Crimson Channel

A Commentary on Things


Project maintained by Owen Jow Midnight theme by Matt Graham

Writing

Nitwit! Blubber! Oddment! Tweak!
Morphemes! Lexicon! Gobbledegook! Flow!

What fun. Can there be any higher form of beauty?

I like (what is to me) beautiful, just-the-right-rhythm writing. I like make-believe stories and clever plots and actiony characterization and magnalium ideas. I like Stefan Zweig. I like David Wallace. I like what words can make us see. I like the worlds that they plop us in, s.t. each of us is (still) the center of the universe, but a different universe, the author’s machinations helping us slip through the portal of imagination that is a book, erecting a dingy, peeling house around us where we can observe from above or around or from the safety of shoes the haze of Hazel as Mack shouts.

Why did I create this site in the first place? To write stories. From my youth, I wanted to be a writer. I spent half my life in narratives, not only reading and playing through them but dreaming them up too. And what I discovered is that writing makes me love the world. Certainly love is the feeling that comes from doing research for a new chapter, chipping through the encyclopedic surface of what we’ve effected as a people: each experience contained in a deformed little snow globe, a diorama calling to us to communicate through a medium slash channel that’s not here, but there, growing up and around us so that we’re in the globes, in there saying what they say and feeling what they feel. There’s so much more excitement in those simulations than in our boring old real lives. We’re actors in a play, able to do anything we want and say anything we want and set it up so that other people will share our memories too, for how else would people like me communicate those thoughts? How else would people like me communicate imagination?

It’s songlike, the words sometimes. Nice-sounding words. Silky and ethereal and effervescent. We catch on to their tailplanes and “understand” and fly with them, artists of written works piloting expressions like artists of paint mold viscous fluid into the image of anything that damn well comes to mind. They set the pace, they change the mood, they give people chills and shock and happiness and fear. They make us think whatever they want us to think, create feelings, kill feelings, exchange them for others…
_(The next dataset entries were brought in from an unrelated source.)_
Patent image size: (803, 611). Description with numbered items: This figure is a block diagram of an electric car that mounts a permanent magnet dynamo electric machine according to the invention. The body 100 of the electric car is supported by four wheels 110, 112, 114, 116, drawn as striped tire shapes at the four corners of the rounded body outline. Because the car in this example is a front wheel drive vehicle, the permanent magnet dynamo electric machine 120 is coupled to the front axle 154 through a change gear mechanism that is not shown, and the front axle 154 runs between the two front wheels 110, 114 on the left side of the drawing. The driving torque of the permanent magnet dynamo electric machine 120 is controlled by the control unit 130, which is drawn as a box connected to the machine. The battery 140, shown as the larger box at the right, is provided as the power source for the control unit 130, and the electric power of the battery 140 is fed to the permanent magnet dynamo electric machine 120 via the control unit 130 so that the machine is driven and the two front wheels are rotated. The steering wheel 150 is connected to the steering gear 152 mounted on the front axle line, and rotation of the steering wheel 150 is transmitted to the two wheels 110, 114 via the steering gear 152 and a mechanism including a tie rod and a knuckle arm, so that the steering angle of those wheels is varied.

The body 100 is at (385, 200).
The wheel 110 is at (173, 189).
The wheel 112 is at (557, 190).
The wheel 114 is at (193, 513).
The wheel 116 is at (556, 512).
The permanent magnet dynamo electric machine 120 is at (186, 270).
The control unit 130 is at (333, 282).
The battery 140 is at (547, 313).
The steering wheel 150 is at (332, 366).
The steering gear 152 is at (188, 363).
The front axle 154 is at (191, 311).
And There’s Something Else

Notes

Commercial fiction puts the reader first.
Literature puts the artistry first.
” (Taylor Follett.)

These days, I am writing some nice, simple commercial fiction. Let’s go readers. ;) I have a lot of ideas. Some may end up as short stories, some may end up as shorter stories, and most will probably and sadly remain in writing purgatory (as unfinished drafts) for the remainder of time. But no matter the result, it’s looking like a slow process – I only feel comfortable giving myself a small amount of writing time each day. When I finish any of my stories, I’ll let you guys know.